La-Brie obedeció con la ligereza que acostumbraba.

—¡Padre mío! —dijo Andrea aproximándose al barón—, conozco lo que ahora os mortifica. Ya sabéis que tengo unos treinta luises y aquel reloj adornado con los diamantes que la reina María Leszczynska regaló a mi madre.

—Ya lo sé, hija mía; pero guarda eso porque es indispensable que le hagas un vestido de lujo para tu presentación… y mientras tanto, yo estoy obligado a buscar recursos. Silencio, que se acerca La-Brie.

—¡Señor! —exclamó este al entrar, mostrando en una mano una carta, y en la otra unas monedas de oro—: Ved lo que la princesa ha dejado para mí, ¡diez luises, señor, diez luises…!

—Y esa carta, ¿para quién es, gran tunante?

—¡Ah!, es para vos… del hechicero.

—¡Del hechicero! ¿Y quién te la entregó?

—Gilberto.

—¿No te lo dije, gran bruto? Dámela pronto.

Arrancó el barón la carta de la mano de La-Brie, y después de abrirla precipitadamente, leyó en voz baja:

Señor barón: la vajilla es de vuestra propiedad desde que tan augusta mano la ha tocado en vuestra casa; guardadla como una reliquia, y acordaos alguna vez de vuestro agradecido huésped

José Balsamo.

—¡La-Brie! —exclamó el barón después de un momento de meditación.

—¿Señor?

—¿No se encontrará un buen platero en Bar-le-Duc?

—¡Oh! Sí, señor el que soldó la tembladera de plata de la señorita.

—¡Muy bien! Guardad el vaso en que bebió su alteza y mandad que conduzcan al carruaje lo restante del servicio; y tú, ganapán, ve corriendo a la bodega y lleva a ese hidalgo todo el buen vino que haya.

—Una botella, señor —dijo aquel con melancolía.

—¡Bien! Con eso basta.

El criado salió.

—Y tú, Andrea —continuó el barón estrechando las manos de su hija entre las suyas—, aproxímate, hija mía. Vamos a la corte, donde hay muchos títulos que proveer, muchas abadesas que nombrar, gran número de regimientos sin coronel, y de pensiones en barbecho.
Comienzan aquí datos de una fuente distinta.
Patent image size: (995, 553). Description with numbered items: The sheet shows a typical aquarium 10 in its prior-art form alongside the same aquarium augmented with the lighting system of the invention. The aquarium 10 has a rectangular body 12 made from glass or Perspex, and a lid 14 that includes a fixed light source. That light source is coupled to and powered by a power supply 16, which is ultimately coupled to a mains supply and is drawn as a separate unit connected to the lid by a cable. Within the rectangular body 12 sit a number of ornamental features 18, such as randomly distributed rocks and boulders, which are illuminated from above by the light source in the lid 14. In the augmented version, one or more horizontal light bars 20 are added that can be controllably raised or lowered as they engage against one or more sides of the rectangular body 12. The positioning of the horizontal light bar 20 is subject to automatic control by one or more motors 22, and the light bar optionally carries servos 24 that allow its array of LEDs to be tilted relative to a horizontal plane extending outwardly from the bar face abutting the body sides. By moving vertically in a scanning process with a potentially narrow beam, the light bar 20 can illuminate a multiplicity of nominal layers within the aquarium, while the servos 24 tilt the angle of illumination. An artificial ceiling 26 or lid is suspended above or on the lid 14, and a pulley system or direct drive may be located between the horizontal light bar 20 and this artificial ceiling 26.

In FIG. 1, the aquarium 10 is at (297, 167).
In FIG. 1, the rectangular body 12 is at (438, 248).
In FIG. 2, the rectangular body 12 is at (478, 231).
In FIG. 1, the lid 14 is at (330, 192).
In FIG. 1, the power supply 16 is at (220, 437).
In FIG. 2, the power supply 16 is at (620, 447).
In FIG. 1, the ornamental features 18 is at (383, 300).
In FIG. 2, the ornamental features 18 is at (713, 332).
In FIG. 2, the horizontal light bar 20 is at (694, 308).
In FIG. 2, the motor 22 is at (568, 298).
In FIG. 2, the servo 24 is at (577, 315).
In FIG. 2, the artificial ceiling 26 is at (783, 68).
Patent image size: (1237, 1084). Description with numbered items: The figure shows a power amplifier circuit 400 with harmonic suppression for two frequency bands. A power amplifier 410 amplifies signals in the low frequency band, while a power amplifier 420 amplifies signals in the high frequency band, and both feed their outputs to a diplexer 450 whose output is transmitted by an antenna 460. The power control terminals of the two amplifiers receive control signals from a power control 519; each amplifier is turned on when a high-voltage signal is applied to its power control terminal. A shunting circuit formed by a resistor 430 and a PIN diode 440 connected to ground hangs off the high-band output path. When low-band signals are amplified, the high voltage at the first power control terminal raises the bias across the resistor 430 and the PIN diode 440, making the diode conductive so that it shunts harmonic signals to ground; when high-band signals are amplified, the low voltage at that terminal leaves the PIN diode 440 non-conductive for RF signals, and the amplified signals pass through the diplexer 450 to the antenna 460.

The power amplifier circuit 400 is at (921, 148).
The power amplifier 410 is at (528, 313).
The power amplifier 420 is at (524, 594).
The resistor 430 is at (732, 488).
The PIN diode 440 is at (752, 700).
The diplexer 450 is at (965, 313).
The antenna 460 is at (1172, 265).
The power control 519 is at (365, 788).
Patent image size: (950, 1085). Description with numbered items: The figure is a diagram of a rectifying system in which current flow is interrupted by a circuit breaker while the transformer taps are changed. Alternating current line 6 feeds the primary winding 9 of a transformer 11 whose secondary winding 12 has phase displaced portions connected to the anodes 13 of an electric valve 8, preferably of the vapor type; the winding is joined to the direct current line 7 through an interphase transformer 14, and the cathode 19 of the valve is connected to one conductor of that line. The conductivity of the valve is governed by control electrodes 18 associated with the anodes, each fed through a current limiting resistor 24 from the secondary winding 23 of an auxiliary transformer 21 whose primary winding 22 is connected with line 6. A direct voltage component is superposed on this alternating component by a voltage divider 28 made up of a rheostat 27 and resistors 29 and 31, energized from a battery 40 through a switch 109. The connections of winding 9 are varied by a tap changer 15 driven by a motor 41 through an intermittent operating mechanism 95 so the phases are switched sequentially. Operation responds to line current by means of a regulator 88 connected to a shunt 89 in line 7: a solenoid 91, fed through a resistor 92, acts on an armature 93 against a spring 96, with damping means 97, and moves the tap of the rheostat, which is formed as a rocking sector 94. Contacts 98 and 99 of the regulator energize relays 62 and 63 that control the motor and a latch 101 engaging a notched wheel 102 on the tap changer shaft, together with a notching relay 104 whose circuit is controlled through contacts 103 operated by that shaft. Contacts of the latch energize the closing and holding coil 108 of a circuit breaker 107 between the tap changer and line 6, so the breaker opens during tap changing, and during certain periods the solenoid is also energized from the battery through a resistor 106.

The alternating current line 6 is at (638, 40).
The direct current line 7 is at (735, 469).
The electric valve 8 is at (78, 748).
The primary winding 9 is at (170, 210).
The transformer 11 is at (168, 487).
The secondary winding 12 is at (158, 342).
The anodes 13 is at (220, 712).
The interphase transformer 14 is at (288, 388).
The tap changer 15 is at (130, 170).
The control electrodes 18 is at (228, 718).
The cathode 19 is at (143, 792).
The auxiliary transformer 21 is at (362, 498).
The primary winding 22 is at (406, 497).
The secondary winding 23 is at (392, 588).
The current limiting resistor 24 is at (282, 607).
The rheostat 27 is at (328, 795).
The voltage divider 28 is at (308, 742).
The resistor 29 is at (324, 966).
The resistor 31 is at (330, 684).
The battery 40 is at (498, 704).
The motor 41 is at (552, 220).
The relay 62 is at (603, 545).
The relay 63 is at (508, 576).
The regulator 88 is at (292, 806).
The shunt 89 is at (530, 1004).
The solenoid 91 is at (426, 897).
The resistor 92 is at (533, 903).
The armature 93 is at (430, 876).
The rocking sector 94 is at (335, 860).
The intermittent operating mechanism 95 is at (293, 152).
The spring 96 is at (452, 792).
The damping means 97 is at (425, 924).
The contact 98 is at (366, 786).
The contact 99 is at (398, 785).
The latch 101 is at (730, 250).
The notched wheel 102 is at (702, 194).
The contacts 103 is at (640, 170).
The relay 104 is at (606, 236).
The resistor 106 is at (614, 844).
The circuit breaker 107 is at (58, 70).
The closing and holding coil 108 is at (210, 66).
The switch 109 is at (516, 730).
La corte es un país magnífico, a quien el sol alumbra muy bien. Colócate siempre en él sitio donde más brille, porque eres hermosa. Anda, hija mía, anda.

Andrea salió seguida de Nicolasa.

—¡Hola, monstruo! —dijo Taverney a La-Brie—, sirve esmeradamente al exento, ¿entiendes?
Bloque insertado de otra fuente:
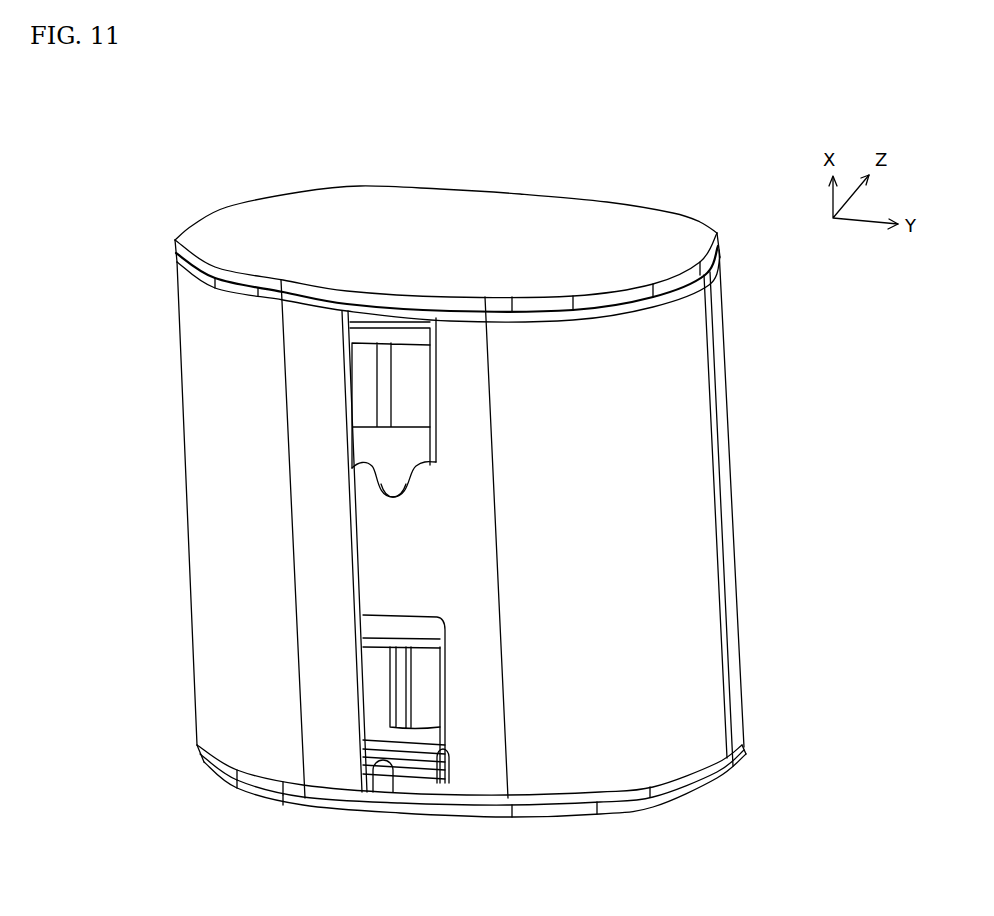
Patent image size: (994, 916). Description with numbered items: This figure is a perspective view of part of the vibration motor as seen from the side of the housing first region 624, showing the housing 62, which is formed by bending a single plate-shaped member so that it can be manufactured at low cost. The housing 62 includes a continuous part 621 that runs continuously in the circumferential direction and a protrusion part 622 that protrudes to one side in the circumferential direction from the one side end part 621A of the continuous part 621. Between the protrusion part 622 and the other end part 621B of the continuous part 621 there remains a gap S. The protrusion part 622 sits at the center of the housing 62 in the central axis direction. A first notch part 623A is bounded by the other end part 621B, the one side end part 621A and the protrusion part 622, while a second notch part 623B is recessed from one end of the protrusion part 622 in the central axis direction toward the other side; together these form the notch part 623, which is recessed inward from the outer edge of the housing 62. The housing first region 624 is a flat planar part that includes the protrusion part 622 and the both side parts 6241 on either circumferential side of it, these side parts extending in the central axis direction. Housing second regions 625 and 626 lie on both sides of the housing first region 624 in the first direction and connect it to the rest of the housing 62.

The housing 62 is at (547, 501).
The continuous part 621 is at (678, 502).
The protrusion part 622 is at (415, 548).
The notch part 623 is at (401, 283).
The first notch part 623A is at (435, 455).
The second notch part 623B is at (392, 462).
The housing first region 624 is at (342, 759).
The both side parts in the circumferential direction 6241 is at (467, 653).
The housing second region 625 is at (215, 632).
The housing second region 626 is at (603, 770).
The one side end part in the circumferential direction 621A is at (437, 750).
The other end part in the circumferential direction 621B is at (390, 762).
The gap S is at (353, 512).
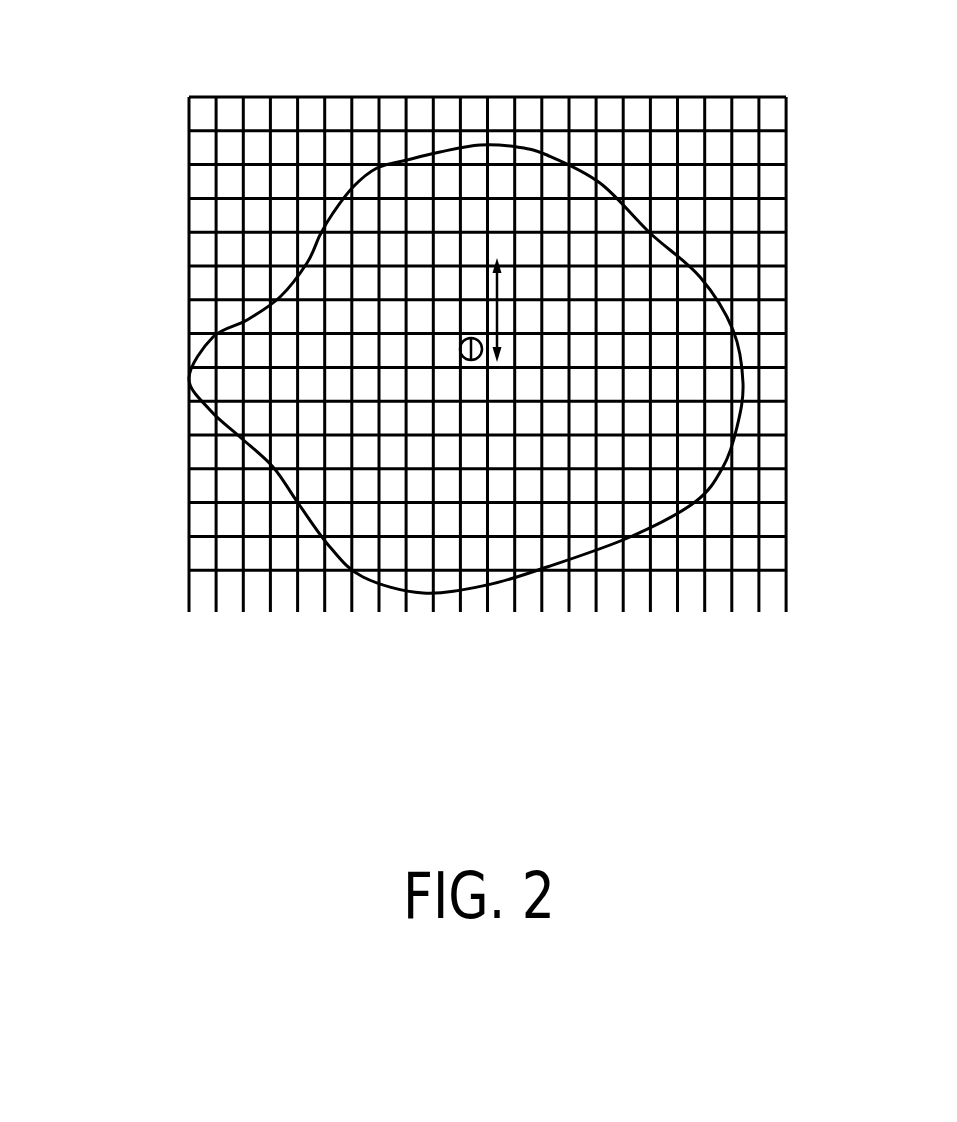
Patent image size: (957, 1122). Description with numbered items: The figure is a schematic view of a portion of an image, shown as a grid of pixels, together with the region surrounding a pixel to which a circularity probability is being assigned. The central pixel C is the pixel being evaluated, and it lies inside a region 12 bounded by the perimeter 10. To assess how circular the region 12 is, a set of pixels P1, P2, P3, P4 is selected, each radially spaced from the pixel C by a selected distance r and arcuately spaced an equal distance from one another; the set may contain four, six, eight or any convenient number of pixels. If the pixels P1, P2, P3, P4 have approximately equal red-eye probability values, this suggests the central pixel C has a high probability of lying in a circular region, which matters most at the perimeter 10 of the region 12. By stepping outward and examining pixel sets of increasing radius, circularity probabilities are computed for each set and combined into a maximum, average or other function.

The perimeter 10 is at (328, 222).
The region 12 is at (392, 175).
The central pixel C is at (472, 349).
The first pixel of the set P1 is at (470, 250).
The second pixel of the set P2 is at (556, 357).
The third pixel of the set P3 is at (470, 460).
The fourth pixel of the set P4 is at (368, 359).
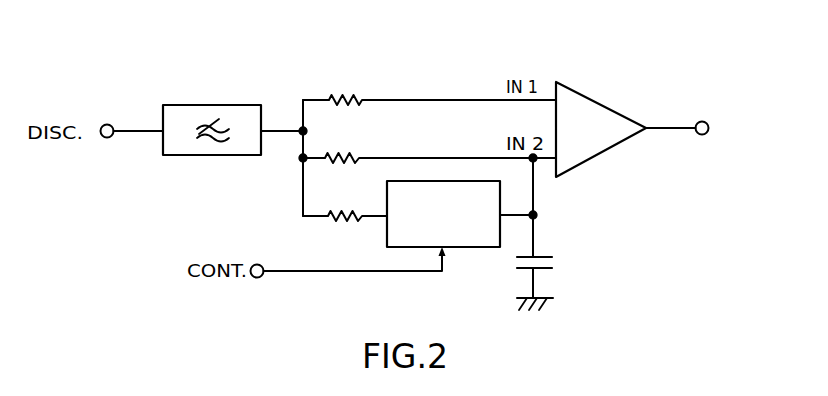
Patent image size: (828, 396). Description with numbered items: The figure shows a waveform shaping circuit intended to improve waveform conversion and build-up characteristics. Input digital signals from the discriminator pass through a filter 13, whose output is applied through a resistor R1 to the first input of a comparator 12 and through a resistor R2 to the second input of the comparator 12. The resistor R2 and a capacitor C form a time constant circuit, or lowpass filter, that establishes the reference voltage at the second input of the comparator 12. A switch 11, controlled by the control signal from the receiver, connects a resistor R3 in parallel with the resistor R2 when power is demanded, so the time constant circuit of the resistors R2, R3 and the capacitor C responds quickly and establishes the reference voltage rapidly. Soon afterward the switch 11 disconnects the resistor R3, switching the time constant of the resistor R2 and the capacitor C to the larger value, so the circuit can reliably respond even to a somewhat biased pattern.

—Sí, señor —gritó desde el interior de la bodega.

—Y yo —dijo el barón marchando al trote hacia su aposento—, voy a poner en orden mis papeles… Te advierto, Andrea, que antes de una hora deseo que salgamos de este tugurio. ¡Gracias a Dios que pierdo de vista a Taverney! ¡Qué bueno es ese hechicero! —Ciertamente que me voy haciendo supersticioso como una beata—. ¿Pero qué diablos haces, La-Brie?

—¡Ay, señor!, si he tenido que bajar a oscuras. ¡No hay ya ni una bujía en todo el castillo!

—Según veo, ya era hora —dijo para sí Taverney.